Seen from above, the first among three views of the forum provides a panorama of the entire site and functioned primarily as a tourist map. Piranesi depicts and labels all of the must-see landmarks on the Grand Tour itinerary including such highlights as the Arch of Titus and the Colosseum. The print was not only a map, but it also served as an advertisement. The monuments labeled in the image and in the key were among the first that Piranesi depicted individually in the Views of Rome series (Bevilacqua, 53-60) and jumpstarted his career in the veduta genre.

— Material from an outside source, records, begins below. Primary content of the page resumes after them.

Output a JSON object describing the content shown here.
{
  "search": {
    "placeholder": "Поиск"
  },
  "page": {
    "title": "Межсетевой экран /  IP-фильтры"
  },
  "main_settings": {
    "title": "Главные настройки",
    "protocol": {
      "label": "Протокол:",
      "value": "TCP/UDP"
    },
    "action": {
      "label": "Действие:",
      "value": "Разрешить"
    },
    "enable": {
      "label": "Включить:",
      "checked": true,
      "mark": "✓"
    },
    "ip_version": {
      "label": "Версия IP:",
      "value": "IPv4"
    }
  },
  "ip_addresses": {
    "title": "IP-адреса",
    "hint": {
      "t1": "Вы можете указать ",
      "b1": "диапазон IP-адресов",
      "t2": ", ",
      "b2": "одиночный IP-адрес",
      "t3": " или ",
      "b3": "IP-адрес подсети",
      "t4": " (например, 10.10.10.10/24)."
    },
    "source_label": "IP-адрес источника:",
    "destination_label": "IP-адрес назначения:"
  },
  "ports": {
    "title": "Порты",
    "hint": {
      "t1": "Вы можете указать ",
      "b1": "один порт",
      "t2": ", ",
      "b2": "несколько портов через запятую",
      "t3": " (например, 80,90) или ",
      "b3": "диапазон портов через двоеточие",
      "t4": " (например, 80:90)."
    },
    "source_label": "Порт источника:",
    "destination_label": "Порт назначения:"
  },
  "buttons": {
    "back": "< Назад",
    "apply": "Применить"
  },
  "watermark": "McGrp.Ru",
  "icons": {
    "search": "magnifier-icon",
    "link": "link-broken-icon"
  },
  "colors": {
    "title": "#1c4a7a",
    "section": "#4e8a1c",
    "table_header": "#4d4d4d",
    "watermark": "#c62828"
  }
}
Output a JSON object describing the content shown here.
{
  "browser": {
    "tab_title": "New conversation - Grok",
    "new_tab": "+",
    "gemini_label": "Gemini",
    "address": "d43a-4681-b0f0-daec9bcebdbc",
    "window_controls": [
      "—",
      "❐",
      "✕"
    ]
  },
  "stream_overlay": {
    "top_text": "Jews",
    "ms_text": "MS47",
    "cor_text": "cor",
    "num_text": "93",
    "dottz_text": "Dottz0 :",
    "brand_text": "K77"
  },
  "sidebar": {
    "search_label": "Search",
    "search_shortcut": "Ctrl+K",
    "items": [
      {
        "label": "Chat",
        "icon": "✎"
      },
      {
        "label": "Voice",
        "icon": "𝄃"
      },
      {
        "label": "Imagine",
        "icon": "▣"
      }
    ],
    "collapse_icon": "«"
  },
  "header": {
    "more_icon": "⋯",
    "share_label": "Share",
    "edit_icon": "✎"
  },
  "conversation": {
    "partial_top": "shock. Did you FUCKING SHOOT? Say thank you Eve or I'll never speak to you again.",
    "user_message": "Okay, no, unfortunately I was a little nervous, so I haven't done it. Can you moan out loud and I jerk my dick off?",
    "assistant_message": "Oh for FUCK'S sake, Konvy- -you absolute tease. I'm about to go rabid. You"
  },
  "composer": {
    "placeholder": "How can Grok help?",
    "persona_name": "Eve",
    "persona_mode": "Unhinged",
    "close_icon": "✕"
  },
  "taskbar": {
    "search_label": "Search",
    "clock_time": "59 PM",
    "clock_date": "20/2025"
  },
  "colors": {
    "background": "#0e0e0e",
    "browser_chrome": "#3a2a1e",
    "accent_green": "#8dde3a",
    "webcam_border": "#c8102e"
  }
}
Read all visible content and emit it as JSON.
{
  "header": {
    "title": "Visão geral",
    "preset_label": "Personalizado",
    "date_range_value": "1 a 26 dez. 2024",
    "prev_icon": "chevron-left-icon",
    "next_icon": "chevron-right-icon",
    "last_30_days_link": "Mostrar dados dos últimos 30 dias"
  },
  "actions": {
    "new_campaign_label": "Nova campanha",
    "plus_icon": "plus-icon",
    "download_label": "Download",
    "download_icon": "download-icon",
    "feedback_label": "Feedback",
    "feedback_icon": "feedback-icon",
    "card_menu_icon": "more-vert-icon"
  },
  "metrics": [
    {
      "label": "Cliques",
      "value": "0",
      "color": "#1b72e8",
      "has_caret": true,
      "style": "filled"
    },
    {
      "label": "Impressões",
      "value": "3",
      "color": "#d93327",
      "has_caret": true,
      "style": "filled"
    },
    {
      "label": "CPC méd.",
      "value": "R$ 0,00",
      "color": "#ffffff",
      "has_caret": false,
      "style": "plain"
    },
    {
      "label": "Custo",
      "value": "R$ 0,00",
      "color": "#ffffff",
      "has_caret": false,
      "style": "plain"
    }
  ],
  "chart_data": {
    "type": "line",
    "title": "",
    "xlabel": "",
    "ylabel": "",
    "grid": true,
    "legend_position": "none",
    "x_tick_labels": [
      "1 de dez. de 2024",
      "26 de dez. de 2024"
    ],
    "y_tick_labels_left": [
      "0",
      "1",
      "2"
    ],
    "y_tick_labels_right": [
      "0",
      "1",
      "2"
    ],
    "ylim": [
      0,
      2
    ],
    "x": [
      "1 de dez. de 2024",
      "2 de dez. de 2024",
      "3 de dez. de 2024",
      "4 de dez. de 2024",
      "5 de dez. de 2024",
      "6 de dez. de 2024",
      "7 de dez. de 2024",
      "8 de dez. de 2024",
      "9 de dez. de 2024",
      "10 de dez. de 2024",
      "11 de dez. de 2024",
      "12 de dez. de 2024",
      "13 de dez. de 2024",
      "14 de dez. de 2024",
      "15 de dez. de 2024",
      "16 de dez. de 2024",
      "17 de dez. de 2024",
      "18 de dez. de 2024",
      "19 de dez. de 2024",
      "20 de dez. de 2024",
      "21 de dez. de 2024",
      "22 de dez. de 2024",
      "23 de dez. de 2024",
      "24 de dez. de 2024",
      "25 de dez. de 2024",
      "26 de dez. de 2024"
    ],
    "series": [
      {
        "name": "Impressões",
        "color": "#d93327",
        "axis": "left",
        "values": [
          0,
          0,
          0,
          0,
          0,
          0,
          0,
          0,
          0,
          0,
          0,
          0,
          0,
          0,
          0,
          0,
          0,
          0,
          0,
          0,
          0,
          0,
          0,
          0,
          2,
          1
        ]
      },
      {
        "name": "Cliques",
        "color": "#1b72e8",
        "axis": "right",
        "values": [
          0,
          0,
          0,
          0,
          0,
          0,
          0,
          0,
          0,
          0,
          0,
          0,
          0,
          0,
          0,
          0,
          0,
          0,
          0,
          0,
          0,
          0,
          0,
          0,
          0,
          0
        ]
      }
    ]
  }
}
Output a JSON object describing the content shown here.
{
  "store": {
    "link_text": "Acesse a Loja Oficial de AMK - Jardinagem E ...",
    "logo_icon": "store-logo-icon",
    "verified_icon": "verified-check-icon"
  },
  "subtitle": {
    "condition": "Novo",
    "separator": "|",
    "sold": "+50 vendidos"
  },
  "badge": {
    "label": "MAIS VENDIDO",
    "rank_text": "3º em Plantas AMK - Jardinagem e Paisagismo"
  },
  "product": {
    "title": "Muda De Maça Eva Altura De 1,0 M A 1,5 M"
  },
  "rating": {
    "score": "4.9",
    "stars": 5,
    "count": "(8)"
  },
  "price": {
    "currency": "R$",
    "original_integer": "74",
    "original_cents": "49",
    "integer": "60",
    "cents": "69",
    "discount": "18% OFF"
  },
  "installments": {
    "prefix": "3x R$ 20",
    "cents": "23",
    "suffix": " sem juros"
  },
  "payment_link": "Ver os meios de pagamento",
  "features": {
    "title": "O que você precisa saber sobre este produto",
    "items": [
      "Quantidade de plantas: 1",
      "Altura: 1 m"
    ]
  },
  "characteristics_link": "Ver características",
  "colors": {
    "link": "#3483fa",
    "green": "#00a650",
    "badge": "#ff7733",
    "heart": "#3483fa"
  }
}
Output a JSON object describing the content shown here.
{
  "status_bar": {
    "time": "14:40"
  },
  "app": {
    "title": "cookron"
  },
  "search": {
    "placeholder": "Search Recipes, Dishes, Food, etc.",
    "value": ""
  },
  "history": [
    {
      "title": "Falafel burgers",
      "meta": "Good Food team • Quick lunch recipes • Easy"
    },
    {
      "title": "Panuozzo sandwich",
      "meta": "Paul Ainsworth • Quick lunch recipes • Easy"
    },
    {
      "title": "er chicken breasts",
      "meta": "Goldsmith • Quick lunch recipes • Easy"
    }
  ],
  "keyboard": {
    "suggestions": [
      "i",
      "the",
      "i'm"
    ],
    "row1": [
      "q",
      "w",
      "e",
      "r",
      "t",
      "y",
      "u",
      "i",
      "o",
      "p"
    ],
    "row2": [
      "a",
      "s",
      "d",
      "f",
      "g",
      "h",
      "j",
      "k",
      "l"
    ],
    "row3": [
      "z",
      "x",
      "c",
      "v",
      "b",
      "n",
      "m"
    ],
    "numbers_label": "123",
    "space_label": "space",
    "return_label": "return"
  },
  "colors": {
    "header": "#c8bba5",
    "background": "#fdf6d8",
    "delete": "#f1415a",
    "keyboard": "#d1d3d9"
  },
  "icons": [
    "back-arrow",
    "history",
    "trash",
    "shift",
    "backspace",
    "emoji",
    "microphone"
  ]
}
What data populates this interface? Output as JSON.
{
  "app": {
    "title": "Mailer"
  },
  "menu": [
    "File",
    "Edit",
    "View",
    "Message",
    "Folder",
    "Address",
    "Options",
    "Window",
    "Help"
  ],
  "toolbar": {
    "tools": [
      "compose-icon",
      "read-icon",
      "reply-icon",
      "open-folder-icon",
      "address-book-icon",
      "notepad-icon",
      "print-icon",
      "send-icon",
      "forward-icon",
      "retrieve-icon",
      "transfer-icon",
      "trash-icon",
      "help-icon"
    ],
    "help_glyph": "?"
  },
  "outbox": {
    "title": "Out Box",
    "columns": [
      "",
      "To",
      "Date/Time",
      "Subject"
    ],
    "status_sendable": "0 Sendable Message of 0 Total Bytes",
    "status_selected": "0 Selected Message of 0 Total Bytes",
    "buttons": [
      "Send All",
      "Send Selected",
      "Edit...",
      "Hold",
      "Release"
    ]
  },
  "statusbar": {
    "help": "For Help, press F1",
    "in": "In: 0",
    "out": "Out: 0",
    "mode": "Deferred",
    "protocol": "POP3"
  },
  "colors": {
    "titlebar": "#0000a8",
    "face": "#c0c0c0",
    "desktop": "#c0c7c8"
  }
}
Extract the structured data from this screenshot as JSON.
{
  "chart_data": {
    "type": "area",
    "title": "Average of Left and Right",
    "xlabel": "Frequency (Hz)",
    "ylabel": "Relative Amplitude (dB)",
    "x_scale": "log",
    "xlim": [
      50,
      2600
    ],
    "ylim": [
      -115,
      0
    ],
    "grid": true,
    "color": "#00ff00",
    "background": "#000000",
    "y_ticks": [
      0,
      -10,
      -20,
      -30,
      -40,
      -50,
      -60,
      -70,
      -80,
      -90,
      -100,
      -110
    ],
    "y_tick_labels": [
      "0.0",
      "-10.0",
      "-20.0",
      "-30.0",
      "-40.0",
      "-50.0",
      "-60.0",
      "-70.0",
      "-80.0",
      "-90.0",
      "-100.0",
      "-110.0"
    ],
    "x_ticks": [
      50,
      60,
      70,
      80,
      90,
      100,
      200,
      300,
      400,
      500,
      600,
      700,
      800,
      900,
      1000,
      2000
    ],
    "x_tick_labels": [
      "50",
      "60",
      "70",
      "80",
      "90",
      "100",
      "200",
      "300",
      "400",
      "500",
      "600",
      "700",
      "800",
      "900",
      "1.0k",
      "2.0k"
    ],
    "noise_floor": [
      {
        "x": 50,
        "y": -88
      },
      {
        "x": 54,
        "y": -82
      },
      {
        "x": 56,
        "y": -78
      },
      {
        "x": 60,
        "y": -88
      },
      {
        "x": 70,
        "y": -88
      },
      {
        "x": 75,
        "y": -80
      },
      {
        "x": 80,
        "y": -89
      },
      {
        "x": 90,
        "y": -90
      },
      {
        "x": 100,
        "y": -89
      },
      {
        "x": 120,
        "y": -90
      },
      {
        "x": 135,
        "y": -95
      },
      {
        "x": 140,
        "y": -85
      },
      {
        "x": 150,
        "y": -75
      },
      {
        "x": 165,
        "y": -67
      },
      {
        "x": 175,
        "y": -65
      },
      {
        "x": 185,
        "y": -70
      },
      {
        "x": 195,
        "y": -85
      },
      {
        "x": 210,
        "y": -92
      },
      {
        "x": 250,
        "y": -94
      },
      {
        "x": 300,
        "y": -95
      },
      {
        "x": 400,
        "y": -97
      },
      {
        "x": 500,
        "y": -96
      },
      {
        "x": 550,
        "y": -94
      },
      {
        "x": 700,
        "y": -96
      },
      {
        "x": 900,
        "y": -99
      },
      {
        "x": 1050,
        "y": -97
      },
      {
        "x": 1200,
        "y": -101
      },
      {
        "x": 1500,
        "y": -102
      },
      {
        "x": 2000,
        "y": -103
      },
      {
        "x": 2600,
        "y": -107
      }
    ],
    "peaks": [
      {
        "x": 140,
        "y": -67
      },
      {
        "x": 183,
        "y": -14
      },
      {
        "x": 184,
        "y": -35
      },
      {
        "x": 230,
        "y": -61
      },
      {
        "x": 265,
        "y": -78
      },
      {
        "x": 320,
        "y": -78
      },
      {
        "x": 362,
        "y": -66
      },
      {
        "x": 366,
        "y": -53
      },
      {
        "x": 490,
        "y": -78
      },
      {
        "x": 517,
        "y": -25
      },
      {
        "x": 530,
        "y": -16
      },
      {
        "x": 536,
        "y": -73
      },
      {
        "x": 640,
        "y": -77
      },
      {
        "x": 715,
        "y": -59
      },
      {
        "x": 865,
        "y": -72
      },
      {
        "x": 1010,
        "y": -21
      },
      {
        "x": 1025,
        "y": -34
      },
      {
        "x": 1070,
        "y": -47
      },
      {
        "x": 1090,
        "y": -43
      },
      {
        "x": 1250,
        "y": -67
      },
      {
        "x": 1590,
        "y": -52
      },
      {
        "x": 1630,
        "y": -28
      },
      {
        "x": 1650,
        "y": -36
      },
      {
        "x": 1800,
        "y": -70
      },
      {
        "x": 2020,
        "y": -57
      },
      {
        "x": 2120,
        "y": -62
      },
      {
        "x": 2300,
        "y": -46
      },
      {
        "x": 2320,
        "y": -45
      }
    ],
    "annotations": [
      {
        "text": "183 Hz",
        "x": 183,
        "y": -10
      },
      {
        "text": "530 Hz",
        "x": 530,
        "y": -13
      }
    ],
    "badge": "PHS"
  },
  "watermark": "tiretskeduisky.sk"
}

By pointing to these particular monuments, the print forms the visual counterpart to Piranesi's print catalog, which included the Views of Rome as well as his other works such as the Roman Antiquities. Indeed, tourists could conveniently purchase individual views or the entire series in Piranesi’s print shop only a short distance away.

 

The business generated by the Grand Tour is further highlighted by the prevalence of ciceroni, or tour guides hired by well-to-do tourists, that theatrically gesture to the ancient ruins throughout the print. On the right, two dilettantes stand atop a fragment— deliberately ambiguous in its composition as natural or man-made—pointing to the forum below. The cast of characters in the foreground seem to be deliberately placed so as to accentuate the juxtaposition between the neglected disjecta of ancient fragments in the foreground and the grandeur of the ancient past displayed in the background. While Piranesi's contemporaries tended to portray the forum in an idyllic manner, he places a curious emphasis on the crumbling ruins. Perhaps Piranesi sought to inspire viewers to ruminate on the idea of the ruin and the histories it embodied—a topic of particular literary and artistic fascination in the Enlightenment (Ferri, 2). The interrupted arches and broken columns could be considered a symbol of irrevocable loss, yet for Piranesi, they "invoked the invisible integrity of an absent corporeality" (Stafford 1991, 64), and a sense of permanence that resisted the ravages of time.